Serie A

Genoa, De Rossi: “Vogliamo regalare una gioia al Ferraris”

Le parole dell'allenatore rossoblù

Genoa, De Rossi: “Vogliamo regalare una gioia al Ferraris”

Dopo la sfida contro l’Inter di domenica scorsa, per il Genoa al Ferraris arriva un altro avversario di altissimo livello: l’Atalanta, affrontata appena due settimane fa in Coppa Italia. Una gara che, secondo Daniele De Rossi, sarà però molto diversa rispetto a quella disputata a Bergamo, campo dove il tecnico rossoblù ha incassato la prima sconfitta della sua esperienza sulla panchina del Grifone.

Ci aspetta una partita diversa – sottolinea De Rossi – e speriamo soprattutto di regalare una gioia ai nostri tifosi. È questo l’obiettivo ogni volta che giochiamo in casa”. L’allenatore non nasconde le difficoltà della sfida: “Vogliamo portare via i tre punti contro una squadra molto forte e in netta ripresa. L’Atalanta è forse più codificabile rispetto all’Inter, ma non per questo meno pericolosa. Hanno grande qualità in tutti i reparti e un allenatore in grande crescita. Sarà una gara complicatissima”.

Rispetto alla partita di Coppa Italia, il Genoa potrebbe cambiare volto e atteggiamento tattico. In quell’occasione l’approccio fu molto aggressivo, una scelta che potrebbe essere riproposta solo in parte. “Potremo fare qualcosa di diverso – spiega De Rossi – anche se un po’ di aggressività potrebbe metterli in difficoltà. D’altra parte, è un campo in cui loro si trovano a proprio agio e sanno come gestire certe situazioni”.

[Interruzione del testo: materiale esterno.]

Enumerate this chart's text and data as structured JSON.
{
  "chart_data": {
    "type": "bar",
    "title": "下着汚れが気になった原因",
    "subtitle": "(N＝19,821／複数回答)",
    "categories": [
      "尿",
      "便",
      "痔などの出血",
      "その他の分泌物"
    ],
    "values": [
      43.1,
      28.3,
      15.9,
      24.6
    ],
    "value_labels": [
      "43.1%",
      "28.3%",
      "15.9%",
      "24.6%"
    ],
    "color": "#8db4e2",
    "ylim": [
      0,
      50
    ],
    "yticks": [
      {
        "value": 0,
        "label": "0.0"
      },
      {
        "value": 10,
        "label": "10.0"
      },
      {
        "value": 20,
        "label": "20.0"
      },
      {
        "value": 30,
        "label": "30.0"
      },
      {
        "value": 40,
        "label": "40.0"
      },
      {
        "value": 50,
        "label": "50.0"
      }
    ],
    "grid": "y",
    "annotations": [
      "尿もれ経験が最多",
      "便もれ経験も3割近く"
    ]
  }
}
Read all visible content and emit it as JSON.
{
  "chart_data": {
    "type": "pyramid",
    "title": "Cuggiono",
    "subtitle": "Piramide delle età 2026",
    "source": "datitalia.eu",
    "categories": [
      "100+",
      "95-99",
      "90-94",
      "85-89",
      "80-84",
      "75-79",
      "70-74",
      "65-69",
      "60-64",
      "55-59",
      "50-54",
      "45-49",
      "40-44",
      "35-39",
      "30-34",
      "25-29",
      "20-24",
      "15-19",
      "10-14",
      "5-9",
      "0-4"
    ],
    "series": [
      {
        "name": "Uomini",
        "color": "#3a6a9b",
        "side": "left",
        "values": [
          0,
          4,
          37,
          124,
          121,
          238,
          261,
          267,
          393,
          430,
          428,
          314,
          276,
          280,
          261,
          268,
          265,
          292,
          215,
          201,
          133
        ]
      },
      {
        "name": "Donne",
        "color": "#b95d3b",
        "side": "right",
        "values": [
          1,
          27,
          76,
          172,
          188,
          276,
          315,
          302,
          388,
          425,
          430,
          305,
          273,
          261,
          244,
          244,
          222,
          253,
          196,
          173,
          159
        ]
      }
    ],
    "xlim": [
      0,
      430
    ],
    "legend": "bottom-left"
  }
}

Sul fronte infermeria, il tecnico dovrà rinunciare a Messias, Cuenca, Gronbaek e Cornet. Buone notizie invece arrivano da Ostigard, rientrato in gruppo: “Vediamo come risponderà al primo allenamento vero e poi valuteremo”. Anche l’Atalanta arriva con qualche assenza pesante, come Lookman e Kossounou, impegnati in Coppa d’Africa insieme a Onana. “Lookman è uno di quei giocatori che vorresti sempre avere in campo – ammette De Rossi – perché in Serie A può spostare gli equilibri”.

Tra i protagonisti attesi c’è Gianluca Scamacca, ex della partita e giocatore molto stimato dall’allenatore del Genoa. “Per limitarlo dovremo vincere tanti duelli e interrompere i rifornimenti. Sono innamorato di Scamacca, lo considero un predestinato fin da quando era piccolo. All’Atalanta ha fatto l’ultimo salto di qualità ed è passato da essere un ‘sallucchione’ a un vero campione”.